İkincisi; The Way of Council geleneğinden öğrendiğim ve eminim ki başka yollarda, yöntemlerde de var olan bir yaklaşımla, ilişkinin bizden ayrı bir varlık olduğunun gerçek anlamda idraki oldu. Yani gerek romantik ilişkilerde gerekse diğerlerinde, hem tek tek bireyler var hem de onların oluşturduğu ilişkinin, onların ötesinde ve onlardan bağımsız bir varlığı. Council’de buna “the third (üçüncü)” deniyor.

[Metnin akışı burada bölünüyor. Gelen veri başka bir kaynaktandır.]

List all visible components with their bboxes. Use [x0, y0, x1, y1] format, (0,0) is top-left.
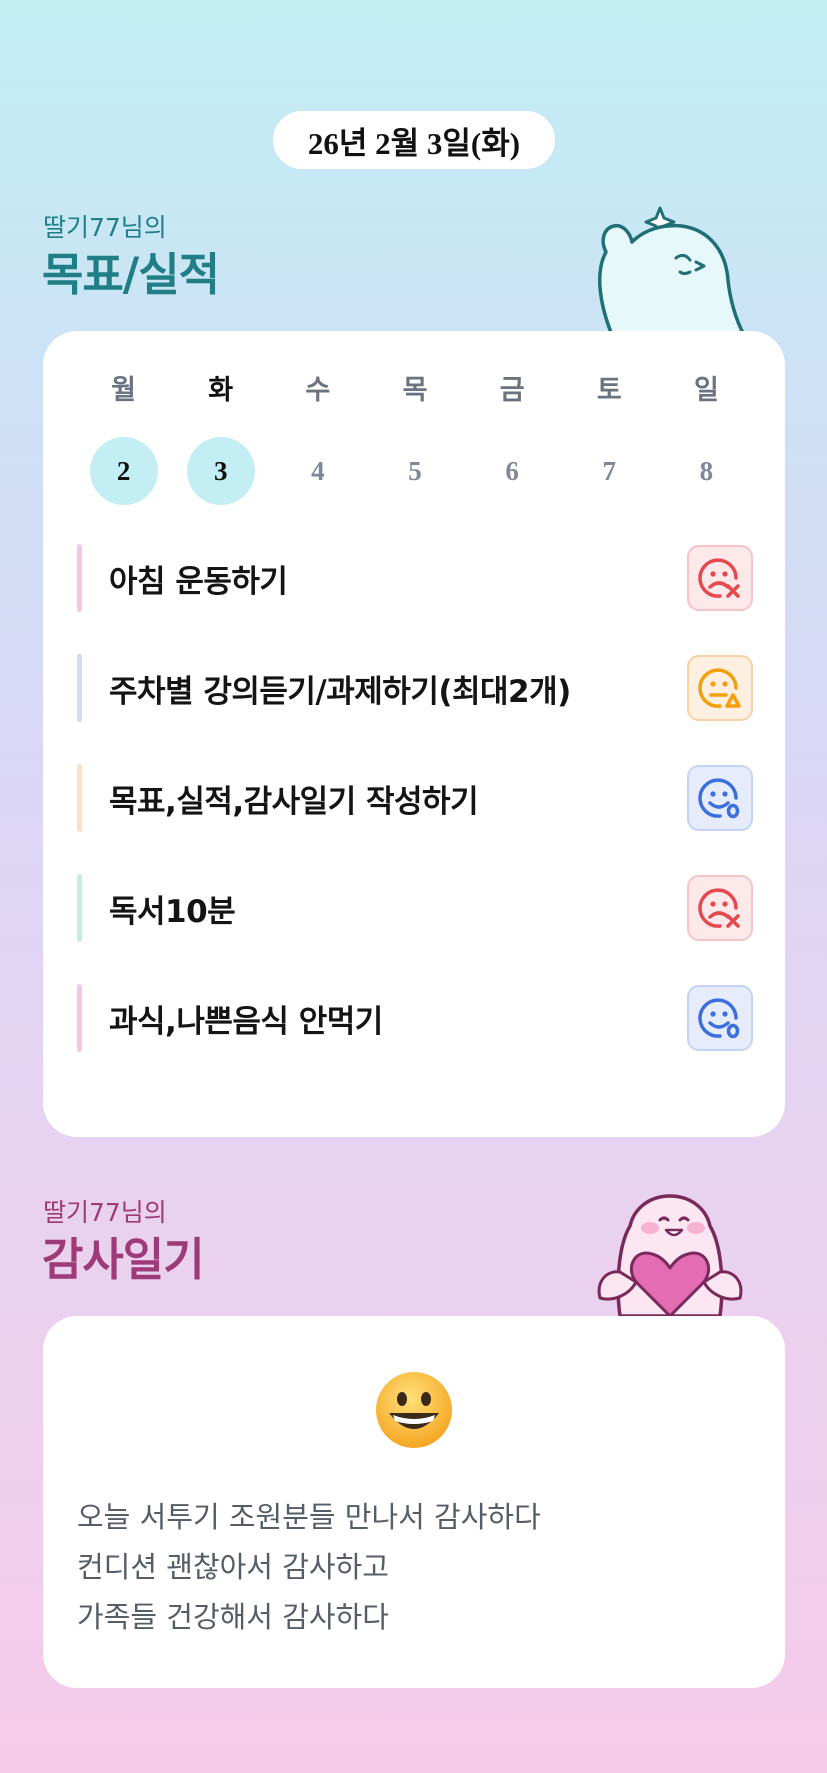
goal-row[interactable]: 주차별 강의듣기/과제하기(최대2개)	[77, 653, 753, 723]
day-column[interactable]: 금6	[464, 371, 561, 505]
goal-row[interactable]: 독서10분	[77, 873, 753, 943]
goal-color-bar	[77, 544, 82, 612]
goal-text: 과식,나쁜음식 안먹기	[109, 1003, 383, 1040]
day-column[interactable]: 월2	[75, 371, 172, 505]
grinning-face-icon	[376, 1372, 452, 1448]
day-column[interactable]: 화3	[172, 371, 269, 505]
day-column[interactable]: 토7	[561, 371, 658, 505]
goal-text: 목표,실적,감사일기 작성하기	[109, 783, 479, 820]
day-label: 수	[305, 375, 331, 406]
sad-face-x-icon[interactable]	[687, 875, 753, 941]
day-label: 월	[111, 375, 136, 406]
day-date[interactable]: 8	[672, 437, 740, 505]
date-pill[interactable]: 26년 2월 3일(화)	[273, 111, 555, 169]
day-column[interactable]: 목5	[366, 371, 463, 505]
goal-color-bar	[77, 654, 82, 722]
day-date[interactable]: 7	[575, 437, 643, 505]
date-label: 26년 2월 3일(화)	[307, 125, 521, 161]
goals-section-title: 목표/실적	[42, 248, 220, 301]
day-label: 금	[499, 375, 525, 406]
goal-row[interactable]: 목표,실적,감사일기 작성하기	[77, 763, 753, 833]
goal-color-bar	[77, 984, 82, 1052]
goal-row[interactable]: 과식,나쁜음식 안먹기	[77, 983, 753, 1053]
day-label: 토	[596, 375, 622, 406]
goals-card: 월2화3수4목5금6토7일8 아침 운동하기 주차별 강의듣기/과제하기(최대2개…	[43, 331, 785, 1137]
goal-color-bar	[77, 764, 82, 832]
day-date[interactable]: 2	[89, 437, 158, 505]
smile-face-o-icon[interactable]	[687, 985, 753, 1051]
day-label: 목	[402, 375, 428, 406]
goal-text: 독서10분	[109, 893, 236, 930]
sad-face-x-icon[interactable]	[687, 545, 753, 611]
day-label: 일	[693, 375, 719, 406]
gratitude-card: 오늘 서투기 조원분들 만나서 감사하다 컨디션 괜찮아서 감사하고 가족들 건…	[43, 1316, 785, 1688]
day-date[interactable]: 3	[186, 437, 255, 505]
goal-color-bar	[77, 874, 82, 942]
day-column[interactable]: 수4	[269, 371, 366, 505]
day-column[interactable]: 일8	[658, 371, 755, 505]
day-date[interactable]: 4	[284, 437, 352, 505]
day-date[interactable]: 6	[478, 437, 546, 505]
day-date[interactable]: 5	[381, 437, 449, 505]
heart-mascot-icon	[597, 1194, 743, 1316]
goal-row[interactable]: 아침 운동하기	[77, 543, 753, 613]
smile-face-o-icon[interactable]	[687, 765, 753, 831]
gratitude-section-title: 감사일기	[42, 1233, 205, 1286]
goal-text: 아침 운동하기	[109, 563, 288, 600]
waving-mascot-icon	[598, 206, 746, 335]
neutral-face-triangle-icon[interactable]	[687, 655, 753, 721]
week-calendar: 월2화3수4목5금6토7일8	[75, 371, 755, 505]
gratitude-line-3: 가족들 건강해서 감사하다	[77, 1600, 389, 1634]
goal-text: 주차별 강의듣기/과제하기(최대2개)	[109, 673, 571, 710]
gratitude-line-2: 컨디션 괜찮아서 감사하고	[77, 1550, 389, 1584]
day-label: 화	[208, 375, 234, 406]
gratitude-line-1: 오늘 서투기 조원분들 만나서 감사하다	[77, 1500, 541, 1534]
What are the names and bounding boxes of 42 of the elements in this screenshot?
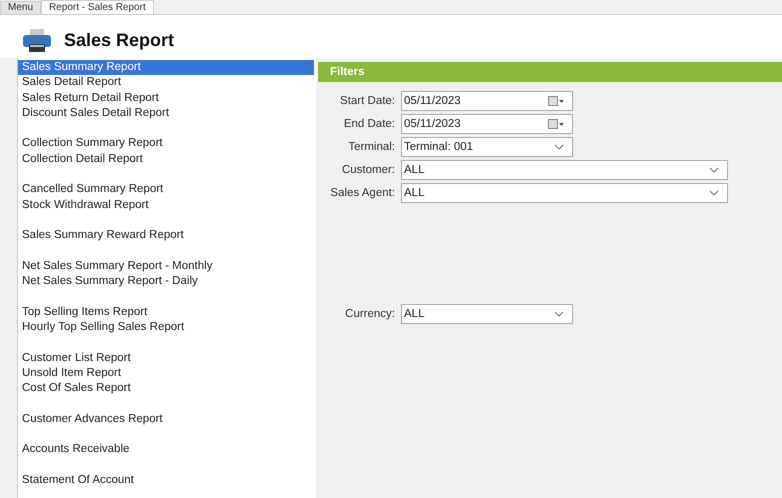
report-list-item[interactable]: Net Sales Summary Report - Monthly <box>18 258 314 274</box>
field-label: Terminal: <box>347 141 396 153</box>
report-list-item[interactable]: Top Selling Items Report <box>18 304 314 320</box>
tab[interactable]: Report - Sales Report <box>41 0 154 14</box>
report-list-item[interactable]: Collection Summary Report <box>18 136 314 152</box>
report-list-item[interactable]: Sales Detail Report <box>18 75 314 91</box>
calendar-icon[interactable] <box>548 119 564 129</box>
report-list-item[interactable]: Net Sales Summary Report - Daily <box>18 274 314 290</box>
report-list-item[interactable]: Accounts Receivable <box>18 442 314 458</box>
filters-header: Filters <box>316 62 782 82</box>
field-label: Start Date: <box>339 95 396 107</box>
report-list-item[interactable]: Discount Sales Detail Report <box>18 106 314 122</box>
calendar-icon[interactable] <box>548 96 564 106</box>
date-field[interactable]: 05/11/2023 <box>401 114 573 134</box>
chevron-down-icon <box>554 144 564 150</box>
field-label: End Date: <box>342 118 396 130</box>
field-label: Currency: <box>344 308 396 320</box>
dropdown-field[interactable]: Terminal: 001 <box>401 137 573 157</box>
report-list-item[interactable]: Cancelled Summary Report <box>18 182 314 198</box>
field-label: Customer: <box>340 164 396 176</box>
chevron-down-icon <box>554 311 564 317</box>
report-list-item[interactable]: Statement Of Account <box>18 473 314 488</box>
dropdown-field[interactable]: ALL <box>401 160 728 180</box>
report-list-item[interactable]: Sales Summary Report <box>18 60 314 76</box>
report-list-item[interactable]: Sales Summary Reward Report <box>18 228 314 244</box>
report-list-item[interactable]: Unsold Item Report <box>18 366 314 382</box>
report-list-item[interactable]: Collection Detail Report <box>18 152 314 168</box>
date-field[interactable]: 05/11/2023 <box>401 91 573 111</box>
report-list-item[interactable]: Hourly Top Selling Sales Report <box>18 320 314 336</box>
tab[interactable]: Menu <box>0 1 42 14</box>
page-title: Sales Report <box>64 30 174 51</box>
report-list-item[interactable]: Cost Of Sales Report <box>18 381 314 397</box>
chevron-down-icon <box>709 167 719 173</box>
field-label: Sales Agent: <box>329 187 396 199</box>
dropdown-field[interactable]: ALL <box>401 183 728 203</box>
report-list-item[interactable]: Customer List Report <box>18 350 314 366</box>
chevron-down-icon <box>709 190 719 196</box>
report-list-item[interactable]: Sales Return Detail Report <box>18 90 314 106</box>
printer-icon <box>22 28 52 52</box>
report-list-item[interactable]: Customer Advances Report <box>18 412 314 428</box>
dropdown-field[interactable]: ALL <box>401 304 573 324</box>
report-list-item[interactable]: Stock Withdrawal Report <box>18 198 314 213</box>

Ben varım, bir; O var, iki; bir de ilişki var, üç. Bu, bende bilgi olarak uzun zamandır vardı ama bu süreçte gerçekten anladığımı sanıyorum, hem de çok basit bir yerden: Çembere oturuyoruz, içimin acıdığını görüyorum, göz yaşlarım eşlik ediyor, O’nu hâlâ sevdiğimi fark ediyorum fakat ayrılık konusunda da bir o kadar net görüyorum kendimi. Orada dank etti işte, biten şeyin sevgi olmadığı ancak ilişkinin sona ermiş olduğu; Funda ve ilişkinin birbirinden farklı varlıklar olduğu; severek ayrılmanın tam da bu sebeple gayet mümkün olduğu…
Ki bu da beni yazının başlığında görmüş olduğunuz (?) işaretine götürüyor. “Ayrılık” derken hemşerim? Bir yandan; herkesle ve her şeyle, farkında olsam da olmasam da, asla kopmayacak iplerle bağlı olduğumu düşünür, hisseder, -neredeyse- bilirken ve hele ki Funda ile aramızdaki sevginin de devam ettiğini görürken hangi ayrılıktan bahsediyorum? Velhasıl burada aslında kişilerin ayrılmadığını ve hatta bunun mümkün olmadığını lakin ilişkilerin gayet bitebileceğini, şekil değiştirebileceğini görüyorum.
Evet, ayrılmadık lakin ilişkiyi terk ettik; çok şükür ki sevgimiz baki.